Despite Netanyahu achievements, Abraham Accords on top, his acts created deep antagonism, especially on the part of leaders of liberal democracies. He was regarded as challenging the fundamental principles of governance and democracy, supporting racist parties in Israel and abroad, and undermining prospects of a two-state solution.
Netanyahu’s credibility was questioned in Washington, Paris, Amman and perhaps in other capitals. His aggressive approach prompted loud clashes with critics of Israel, even with those inherently enjoying friendly relations.

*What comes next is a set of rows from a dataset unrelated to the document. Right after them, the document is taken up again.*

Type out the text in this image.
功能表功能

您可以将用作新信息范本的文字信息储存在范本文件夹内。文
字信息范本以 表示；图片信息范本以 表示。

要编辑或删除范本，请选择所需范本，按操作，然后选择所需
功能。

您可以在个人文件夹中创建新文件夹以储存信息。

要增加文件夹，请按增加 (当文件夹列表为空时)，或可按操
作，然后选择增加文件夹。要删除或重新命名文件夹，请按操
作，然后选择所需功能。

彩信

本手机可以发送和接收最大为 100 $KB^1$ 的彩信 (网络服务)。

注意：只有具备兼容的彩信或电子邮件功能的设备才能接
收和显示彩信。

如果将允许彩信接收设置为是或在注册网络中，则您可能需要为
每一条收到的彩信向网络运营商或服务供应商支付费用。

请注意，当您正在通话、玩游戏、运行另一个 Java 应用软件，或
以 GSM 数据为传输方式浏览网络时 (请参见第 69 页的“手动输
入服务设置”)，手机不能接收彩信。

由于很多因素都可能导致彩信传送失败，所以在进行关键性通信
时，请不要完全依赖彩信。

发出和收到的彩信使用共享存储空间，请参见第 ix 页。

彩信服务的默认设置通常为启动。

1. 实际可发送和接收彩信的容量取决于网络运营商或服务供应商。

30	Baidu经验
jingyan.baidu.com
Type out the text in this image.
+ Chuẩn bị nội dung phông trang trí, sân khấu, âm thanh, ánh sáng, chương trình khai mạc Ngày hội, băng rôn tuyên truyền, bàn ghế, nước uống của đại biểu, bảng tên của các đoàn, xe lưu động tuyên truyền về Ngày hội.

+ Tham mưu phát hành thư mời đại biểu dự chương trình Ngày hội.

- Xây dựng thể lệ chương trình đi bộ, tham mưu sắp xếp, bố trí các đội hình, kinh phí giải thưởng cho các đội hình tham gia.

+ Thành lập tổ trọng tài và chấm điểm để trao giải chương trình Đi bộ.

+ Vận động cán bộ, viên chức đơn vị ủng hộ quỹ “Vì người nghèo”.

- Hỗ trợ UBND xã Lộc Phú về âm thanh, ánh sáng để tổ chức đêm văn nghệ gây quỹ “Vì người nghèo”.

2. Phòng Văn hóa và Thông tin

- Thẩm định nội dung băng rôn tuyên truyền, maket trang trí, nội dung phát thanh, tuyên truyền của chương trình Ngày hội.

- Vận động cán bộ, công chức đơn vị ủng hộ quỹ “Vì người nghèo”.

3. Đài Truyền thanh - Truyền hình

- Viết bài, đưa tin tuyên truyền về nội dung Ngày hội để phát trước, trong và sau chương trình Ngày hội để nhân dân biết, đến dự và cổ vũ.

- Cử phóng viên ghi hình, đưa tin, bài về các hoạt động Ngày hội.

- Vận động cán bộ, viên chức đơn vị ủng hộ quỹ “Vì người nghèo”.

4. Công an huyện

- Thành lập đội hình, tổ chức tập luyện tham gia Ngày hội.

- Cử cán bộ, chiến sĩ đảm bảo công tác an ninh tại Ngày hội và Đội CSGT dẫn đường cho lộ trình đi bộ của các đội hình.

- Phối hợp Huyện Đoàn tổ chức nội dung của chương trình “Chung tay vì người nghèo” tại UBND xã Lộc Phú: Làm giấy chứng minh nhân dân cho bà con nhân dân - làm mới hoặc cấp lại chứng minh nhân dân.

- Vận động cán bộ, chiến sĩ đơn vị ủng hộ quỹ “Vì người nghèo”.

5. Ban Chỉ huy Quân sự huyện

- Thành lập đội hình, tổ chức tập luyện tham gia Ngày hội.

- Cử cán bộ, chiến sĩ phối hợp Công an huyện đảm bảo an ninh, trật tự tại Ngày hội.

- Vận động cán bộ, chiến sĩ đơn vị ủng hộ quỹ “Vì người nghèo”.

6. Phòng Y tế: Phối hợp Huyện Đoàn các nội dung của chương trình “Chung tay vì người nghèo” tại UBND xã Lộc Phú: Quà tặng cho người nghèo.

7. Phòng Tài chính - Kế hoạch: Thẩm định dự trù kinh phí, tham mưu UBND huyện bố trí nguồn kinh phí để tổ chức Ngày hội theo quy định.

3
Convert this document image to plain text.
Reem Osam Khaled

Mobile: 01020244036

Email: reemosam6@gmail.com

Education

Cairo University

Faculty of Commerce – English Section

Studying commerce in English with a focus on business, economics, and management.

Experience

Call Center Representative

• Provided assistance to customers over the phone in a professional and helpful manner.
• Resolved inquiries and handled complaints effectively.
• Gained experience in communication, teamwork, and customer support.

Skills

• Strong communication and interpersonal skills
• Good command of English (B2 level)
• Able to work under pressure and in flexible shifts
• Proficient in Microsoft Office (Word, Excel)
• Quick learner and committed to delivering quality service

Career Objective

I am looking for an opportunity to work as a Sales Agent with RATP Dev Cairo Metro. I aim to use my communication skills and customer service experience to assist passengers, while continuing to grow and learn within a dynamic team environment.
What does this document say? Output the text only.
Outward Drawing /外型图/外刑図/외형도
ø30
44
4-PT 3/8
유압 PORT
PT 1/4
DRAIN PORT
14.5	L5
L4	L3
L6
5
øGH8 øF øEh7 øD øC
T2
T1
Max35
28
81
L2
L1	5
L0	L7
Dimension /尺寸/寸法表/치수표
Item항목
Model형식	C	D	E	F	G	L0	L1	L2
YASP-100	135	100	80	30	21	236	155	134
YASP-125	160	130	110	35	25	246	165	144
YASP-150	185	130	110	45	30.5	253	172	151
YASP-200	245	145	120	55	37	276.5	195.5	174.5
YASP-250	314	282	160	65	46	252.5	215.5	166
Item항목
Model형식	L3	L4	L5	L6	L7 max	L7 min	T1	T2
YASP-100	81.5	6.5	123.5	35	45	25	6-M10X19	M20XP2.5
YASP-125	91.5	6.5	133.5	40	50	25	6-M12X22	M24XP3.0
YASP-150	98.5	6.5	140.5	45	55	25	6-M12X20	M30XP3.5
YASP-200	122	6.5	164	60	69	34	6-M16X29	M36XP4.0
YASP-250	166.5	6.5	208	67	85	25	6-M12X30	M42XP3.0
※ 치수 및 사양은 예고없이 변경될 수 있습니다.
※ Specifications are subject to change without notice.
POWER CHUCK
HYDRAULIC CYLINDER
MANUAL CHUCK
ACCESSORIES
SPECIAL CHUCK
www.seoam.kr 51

It also became evident that during the recent political crisis Netanyahu’s actions were driven, first and foremost, by his desire to remain in power.
This criticism was generally voiced behind the closed doors, but it surfaced occasionally and created much-publicized crises. Netanyahu’s oust enable the new government to improve diplomatic relations with the many countries, particularly the Muslim world.
However, the foreign policy potential of the new coalition does not stem only from Netanyahu’s absence. Yair Lapid serving as foreign minister has long been preparing himself for the job. He has entered the office with experience, contacts and plans to revamp Israeli diplomacy.
Most notably, he clearly has a strong desire to strengthen the Ministry of Foreign Affairs (MFA) and its public standing. The approval of appointment of 35 ambassadors could be the biggest achievements, which Netanyahu has been holding up for over six months.
The participation of the Labor and Meretz parties in the new government will also contribute to restoring diplomacy to its rightful place in Israeli decision-making. Members of Knesset from both parties have challenged Netanyahu’s foreign policy approach repeatedly and sought to advance new paradigms and guiding principles shaping a pro-peace, multi-regional, internationalist, modern and inclusive Israeli foreign policy.
Labor and Meretz will be in charge of the Ministry of Regional Cooperation and the Ministry of Diaspora Affairs in the new government, both with distinct diplomacy components, as well as the Ministries of Health and Environmental Protection, both of which deal with issues high on the global diplomatic agenda to which Israel has much to contribute.
Their voices are also expected to be heard and exert influence regarding the Palestinian issue. In addition, the election of Israel’s new President Isaac Herzog – a pro-peace, liberal democratic leader with extensive diplomatic experience and who enjoys international respect – will bolster the assets of the new Israeli leadership and its capabilities in the international arena.
There are reasons to believe that the coalition parties can reach agreement on a series of urgent foreign policy goals that include: 1) rebuilding trust with the Jordanian monarch and restoring Israel’s strategically important ties with the kingdom; 2) deepening ties with the US Democratic Party to restore bipartisan support for Israel; 3) leveraging the normalization agreements with Arab states to forge bilateral and regional cooperation; 4) improving relations with European Union and renewing the high-level dialogue (Association Council) which has not convened since 2012; 5) leveraging opportunities in the Eastern Mediterranean, including restoring relations with Turkey and advancing maritime border negotiations with Lebanon and 6) strengthening the moderate Palestinian leadership, along with restoring Israeli-Palestinian dialogue channels to advance mutual interests.
Although, the new government is not likely to achieve a final-status peace agreement with the Palestinians, which should be a top foreign policy and national security for Israel, it could be instrumental in mending and healing Israeli foreign policy and leaving a significant diplomatic legacy that will better position Israel in the region and internationally.